Short-lived television station during the Falklands War in Port Stanley, Argentina

LU 78 Canal 7 Islas Malvinas was an Argentine television station which was operational in 1982 from Port Stanley, at the time Puerto Argentino, during the Falklands War. It operated as both a station and a relayer of Argentina Televisora Color (ATC). It was the first local television station in the islands.

== History ==
The first television broadcasts in the Falkland Islands took place on 13 April 1982 at 7pm. These were done every evening from 7 to 9pm, in both Spanish and English languages. The English announcements were done by LRA Radio Nacional presenter Norman Powell, who was bilingual. In addition to programming relayed from Buenos Aires, local broadcasts served to carry news, services and music: both classical music and Argentine folklore.

Technical responsibility was under technician Fernando Monetti and technical operator Eduardo Oderigo. The 100-watt transmitter was offered by Canal 12 of Posadas, Misiones, along with technical personnel while Canal 7 (ATC) administered the U-Matic tape machine, TBC and technical instruments alongside ATC's programming provided from its facilities in Buenos Aires.

Since there were no television sets in the Falkland Islands, INCOTEL installed 40 television sets for locals, from Philips, Dumont, Admiral and Zenith at the price of £100 to buy in ten quotas, the first of which worth £20 and the other nine £10/month.
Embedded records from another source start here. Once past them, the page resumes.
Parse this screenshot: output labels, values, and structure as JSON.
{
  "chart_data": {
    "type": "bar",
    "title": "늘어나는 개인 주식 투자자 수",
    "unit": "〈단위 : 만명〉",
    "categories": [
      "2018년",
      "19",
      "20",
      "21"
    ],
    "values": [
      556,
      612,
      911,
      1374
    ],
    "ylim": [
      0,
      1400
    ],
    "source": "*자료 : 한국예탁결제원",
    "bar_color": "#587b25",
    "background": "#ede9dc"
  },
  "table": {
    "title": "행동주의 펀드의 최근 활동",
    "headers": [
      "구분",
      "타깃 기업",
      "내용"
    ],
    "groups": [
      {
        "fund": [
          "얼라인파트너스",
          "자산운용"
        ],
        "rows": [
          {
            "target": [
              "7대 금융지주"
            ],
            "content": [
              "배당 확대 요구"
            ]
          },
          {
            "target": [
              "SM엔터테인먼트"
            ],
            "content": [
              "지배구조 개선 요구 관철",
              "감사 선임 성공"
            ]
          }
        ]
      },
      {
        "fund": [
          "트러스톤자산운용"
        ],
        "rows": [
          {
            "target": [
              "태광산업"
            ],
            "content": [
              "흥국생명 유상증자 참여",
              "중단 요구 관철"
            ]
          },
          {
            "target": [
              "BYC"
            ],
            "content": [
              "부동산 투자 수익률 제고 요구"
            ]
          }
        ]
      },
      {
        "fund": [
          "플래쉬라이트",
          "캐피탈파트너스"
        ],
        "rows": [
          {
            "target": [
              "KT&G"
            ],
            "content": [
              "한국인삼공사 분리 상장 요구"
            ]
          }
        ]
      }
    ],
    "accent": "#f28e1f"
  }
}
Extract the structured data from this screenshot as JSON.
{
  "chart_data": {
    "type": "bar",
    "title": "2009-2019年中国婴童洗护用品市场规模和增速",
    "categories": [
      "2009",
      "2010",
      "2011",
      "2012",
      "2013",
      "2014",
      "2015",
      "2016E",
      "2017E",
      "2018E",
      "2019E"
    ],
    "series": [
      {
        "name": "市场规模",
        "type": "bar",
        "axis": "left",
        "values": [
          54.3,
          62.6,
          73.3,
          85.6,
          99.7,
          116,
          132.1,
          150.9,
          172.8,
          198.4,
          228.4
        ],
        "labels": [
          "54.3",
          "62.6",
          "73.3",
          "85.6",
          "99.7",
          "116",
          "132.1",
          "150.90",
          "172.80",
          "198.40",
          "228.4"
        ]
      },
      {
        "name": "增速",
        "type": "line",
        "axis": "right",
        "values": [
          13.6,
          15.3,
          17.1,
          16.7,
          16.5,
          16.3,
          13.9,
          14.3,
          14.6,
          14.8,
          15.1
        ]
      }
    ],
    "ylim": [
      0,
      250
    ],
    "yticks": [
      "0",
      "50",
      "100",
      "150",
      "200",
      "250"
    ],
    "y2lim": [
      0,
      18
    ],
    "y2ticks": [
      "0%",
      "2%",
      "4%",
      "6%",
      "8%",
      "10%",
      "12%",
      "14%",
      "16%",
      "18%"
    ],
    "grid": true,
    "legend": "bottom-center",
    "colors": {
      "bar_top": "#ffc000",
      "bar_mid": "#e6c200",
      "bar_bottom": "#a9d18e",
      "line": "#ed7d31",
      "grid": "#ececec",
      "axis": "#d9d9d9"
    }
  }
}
Everto Hugo Caballero (in charge of the radiotelephony system) and Ernesto Dalmau (in charge of LRA60) visited households of inhabitants and installed the sets. They were all sold until 11 May. At the end of the war, the islanders had paid £30.

ATC even designed an exclusive logo for usage on the station.

ATC's newscast 60 minutos reported from the islands throughout the war. Nicolás Kasanzew was its only journalist present throughout its entirety.

After the end of the war, television was restored under the control of the British Forces Broadcasting Service, whose local television station began on 4 December 1986.